Question

We know that the intersection of a smooth cubic surface in $\mathbb{P}^3$ with a plane is a cubic, a line+a conic or three disjoint lines. Can this intersection consist of a conic and its tangent line?

Answer 1

I guess so. Try the cubic surface whose equation is $$x(xy-z^2)-y^3+w^3=0.$$

If my computations are correct, it is smooth and the intersection with any of the three planes $y- \eta w=0$ (where $\eta$ is a third root of unity) is isomorphic to $x(xy-z^2)=0$, which is the union of a smooth conic and one of its tangent lines.

Answer 2

In fact, the result is more general. Let $S$ be any smooth cubic in $\mathbb{P}^3$ and let $L\subset S$ be any line (there are $27$ on it). Then, there exist exactly two conics $C_1,C_2$ in $S$ which are tangent to $L$ and such that the union of $L$ with $C_i$ is the intersection of $S$ with a plane.
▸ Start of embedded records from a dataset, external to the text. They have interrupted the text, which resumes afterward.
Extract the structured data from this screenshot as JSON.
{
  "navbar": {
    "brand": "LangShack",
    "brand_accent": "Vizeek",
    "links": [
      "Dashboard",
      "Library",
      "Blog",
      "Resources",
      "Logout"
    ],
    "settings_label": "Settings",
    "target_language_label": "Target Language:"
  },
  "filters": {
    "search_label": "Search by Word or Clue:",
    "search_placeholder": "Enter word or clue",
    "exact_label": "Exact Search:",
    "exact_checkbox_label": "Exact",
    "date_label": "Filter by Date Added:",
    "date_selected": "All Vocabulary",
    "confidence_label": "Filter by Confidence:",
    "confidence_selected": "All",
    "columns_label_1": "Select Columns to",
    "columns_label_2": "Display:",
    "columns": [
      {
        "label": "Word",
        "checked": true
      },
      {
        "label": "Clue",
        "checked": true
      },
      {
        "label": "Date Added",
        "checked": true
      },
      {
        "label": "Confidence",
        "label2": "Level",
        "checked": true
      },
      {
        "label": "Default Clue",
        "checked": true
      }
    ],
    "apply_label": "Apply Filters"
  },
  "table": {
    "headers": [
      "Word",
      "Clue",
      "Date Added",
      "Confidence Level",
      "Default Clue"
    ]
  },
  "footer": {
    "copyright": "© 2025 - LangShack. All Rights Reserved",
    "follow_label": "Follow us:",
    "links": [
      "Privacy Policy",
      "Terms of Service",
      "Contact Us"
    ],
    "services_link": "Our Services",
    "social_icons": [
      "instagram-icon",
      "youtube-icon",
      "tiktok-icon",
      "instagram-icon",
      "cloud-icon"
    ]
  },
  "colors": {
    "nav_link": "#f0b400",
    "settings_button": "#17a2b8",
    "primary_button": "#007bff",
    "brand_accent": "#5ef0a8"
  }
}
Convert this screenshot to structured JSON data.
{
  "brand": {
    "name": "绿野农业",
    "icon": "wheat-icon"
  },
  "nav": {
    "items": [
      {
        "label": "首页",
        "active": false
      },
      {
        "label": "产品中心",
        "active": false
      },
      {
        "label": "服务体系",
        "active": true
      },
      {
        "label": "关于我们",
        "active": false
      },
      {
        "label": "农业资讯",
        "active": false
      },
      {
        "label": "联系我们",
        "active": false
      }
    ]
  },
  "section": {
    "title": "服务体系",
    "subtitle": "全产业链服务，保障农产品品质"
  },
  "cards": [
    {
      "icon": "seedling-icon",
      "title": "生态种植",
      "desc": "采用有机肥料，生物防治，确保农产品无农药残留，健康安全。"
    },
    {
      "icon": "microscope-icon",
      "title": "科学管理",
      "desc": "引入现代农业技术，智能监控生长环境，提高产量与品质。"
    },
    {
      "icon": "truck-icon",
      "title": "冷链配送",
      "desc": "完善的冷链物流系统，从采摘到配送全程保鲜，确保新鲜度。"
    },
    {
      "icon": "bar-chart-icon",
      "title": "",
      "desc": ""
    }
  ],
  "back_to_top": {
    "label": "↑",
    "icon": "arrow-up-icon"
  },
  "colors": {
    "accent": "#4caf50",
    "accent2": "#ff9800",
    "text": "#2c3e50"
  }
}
To show this, let $\pi\colon S\to \mathbb{P}^1$ be the map given by the projection from the line (for example if $L$ has equation $x=y=0$, take $\pi\colon (w:x:y:z)\mapsto (x:y)$). One can see that the map $\pi$ is a morphism (for $x=y=0$, the equation of $S$ is $xL=yM$ where $L,M$ are two polynomials of degree $2$ and you send $(w:x:y:z)$ on $(M:L)$). The fibres of $\pi$ correspond to the conics of $S$ such that the union with $L$ is the intersection of $S$ with a plane. In general, such a conic intersects $L$ into $2$ points, so $\pi$ induces a $2:1$ map from $L$ to $\mathbb{P}^1$. By Hurwitz-formula, the map has exactly two ramification points, which are the two conics meeting $L$ in only one point, i.e. with a tangence.

PS: Cutting $S$ with a plane, it is also possible to get a singular irreducible cubic, which can be cuspidal or nodal. Or three lines. A similar argument shows that you can choose any $L$ and find five pairs of $2$ lines associated to it.

PS2: It was not a stupid post. Even if the answer is easy, it gives nice questions of elementary geometry.